1. Article must be verifiable, which means that almost any fact you want
to change needs a reference to a reliable source. anything from the 20th
century proably does not have an independent web page, and many of the
Nixie world source books don't have an ISBN (too Old)
2 No independent research, which means that if you have found some bit
of truth, you are not allowed to post it yourself. It is aright if
someone else posts it and cites your page as a source.

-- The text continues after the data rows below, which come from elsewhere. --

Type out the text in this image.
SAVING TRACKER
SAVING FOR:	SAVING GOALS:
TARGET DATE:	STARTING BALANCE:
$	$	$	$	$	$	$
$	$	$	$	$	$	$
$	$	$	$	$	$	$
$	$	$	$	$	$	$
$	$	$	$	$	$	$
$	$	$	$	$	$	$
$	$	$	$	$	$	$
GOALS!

3 The Wiki crowd has some very funny ideas about relavence, and if some
14 year old gets bored they will just say that your article is not
important enough, and then you have an argument/vote situation to keep
track of.
I have tried to add stuff, and had my patience run down. see for
example http://en.wikipedia.org/wiki/Pentagrid_converter If you look at
the edits you will see the fight I had trying to get nonsense out of
this article. It still does not discuss the workings. They still use
my picture!
http://en.wikipedia.org/wiki/Ottawa_River_Parkway has lost a nice shot I
took showing the actual road at sunset
http://en.wikipedia.org/wiki/File:OttawaRPsunset.jpg becasue "Its campy
and terribly lit," Anyone want to put it back?
--
Charles MacDonald Stittsville Ontario
cm...@zeusprune.ca Just Beyond the Fringe
http://www.TelecomOttawa.net/~cmacd/
No Microsoft Products were used in sending this e-mail.

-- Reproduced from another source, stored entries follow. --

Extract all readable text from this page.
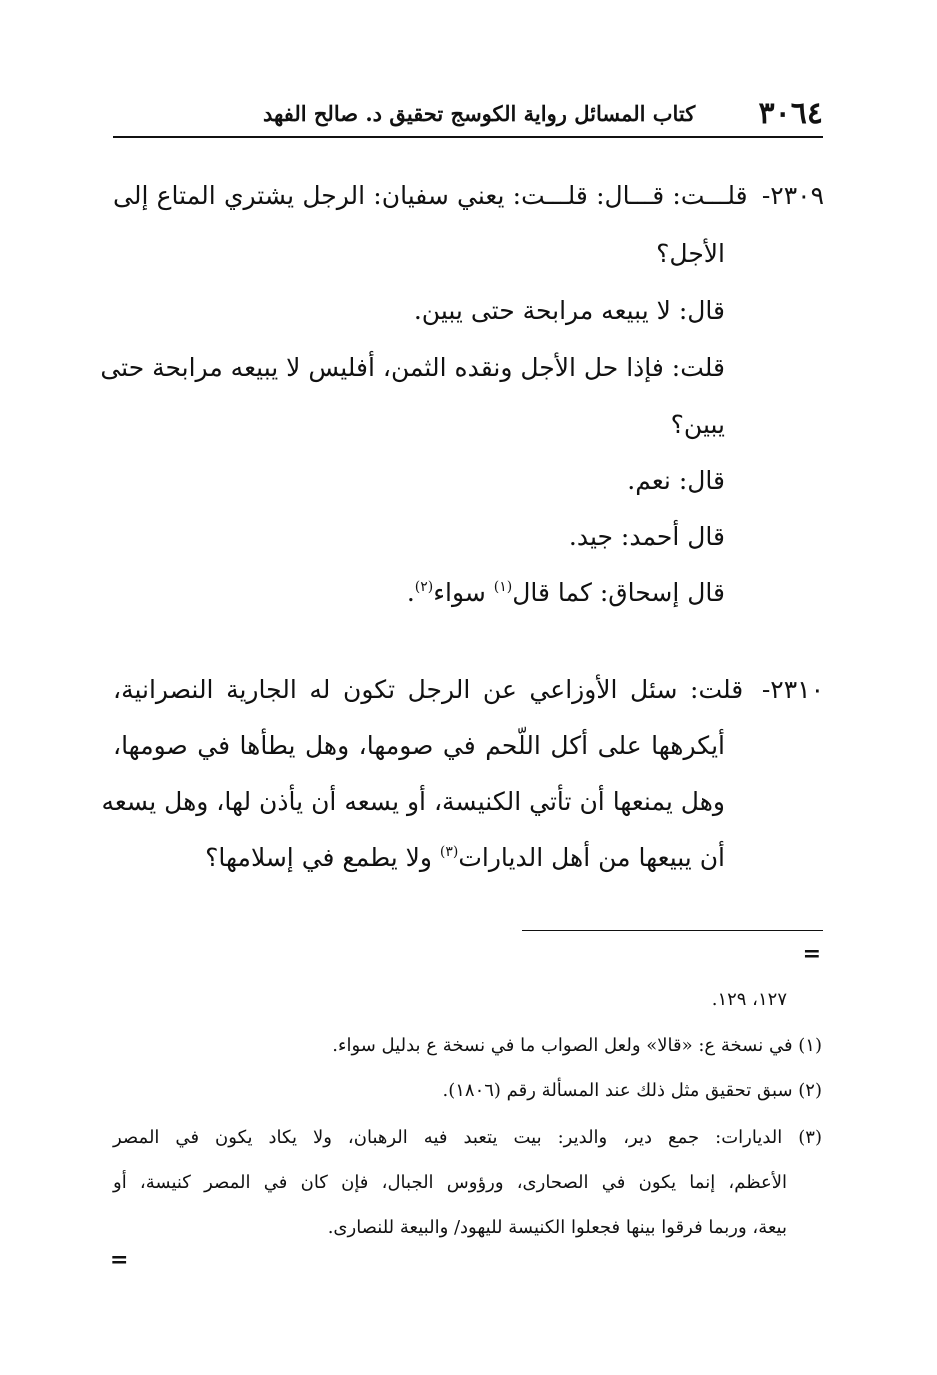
٣٠٦٤
كتاب المسائل رواية الكوسج تحقيق د. صالح الفهد
٢٣٠٩- قلـــت: قـــال: قلـــت: يعني سفيان: الرجل يشتري المتاع إلى
الأجل؟
قال: لا يبيعه مرابحة حتى يبين.
قلت: فإذا حل الأجل ونقده الثمن، أفليس لا يبيعه مرابحة حتى
يبين؟
قال: نعم.
قال أحمد: جيد.
قال إسحاق: كما قال$^{(١)}$ سواء$^{(٢)}$.
٢٣١٠- قلت: سئل الأوزاعي عن الرجل تكون له الجارية النصرانية،
أيكرهها على أكل اللّحم في صومها، وهل يطأها في صومها،
وهل يمنعها أن تأتي الكنيسة، أو يسعه أن يأذن لها، وهل يسعه
أن يبيعها من أهل الديارات$^{(٣)}$ ولا يطمع في إسلامها؟
=
١٢٧، ١٢٩.
(١) في نسخة ع: «قالا» ولعل الصواب ما في نسخة ع بدليل سواء.
(٢) سبق تحقيق مثل ذلك عند المسألة رقم (١٨٠٦).
(٣) الديارات: جمع دير، والدير: بيت يتعبد فيه الرهبان، ولا يكاد يكون في المصر
الأعظم، إنما يكون في الصحارى، ورؤوس الجبال، فإن كان في المصر كنيسة، أو
بيعة، وربما فرقوا بينها فجعلوا الكنيسة لليهود/ والبيعة للنصارى.
=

Ludwell Sibley from TCA just send me an unbelievable historic treasure,
see here:
http://www.jb-electronics.de/tmp/Inditron.jpg
This could mean that the Inditron was planned as early as 1948! It was
developed at least from 1950 onwards, and if you consider four years of
research and two years of production seperately (which I think is
reasonable) and take may 1954 as the official Inditron release date
(which is also reasonable) this gives us 1948. Yeah baby. Sadly there is
no issue date.
Any thoughts?
I am just a little sad that I have never seen such an Inditron in over 4
years. :-(
Jens
The one on the right is most likely the GI-30. The other tubes: no idea.
Jens
I also have several GI-10 and GI-21 tubes all NIB, but I have NEVER seen
any of those on the promo sheet.
The GI-30 was described as similar to the GI-21 but slightly larger. So
this description fits, I guess. Mr Barbour from TCA gave me that
information. He said he donated his GI-30 to the computer history museum
(http://www.computerhistory.org/) in 1998 - I have send an inquiring
email several months ago and I have not received a response, sadly.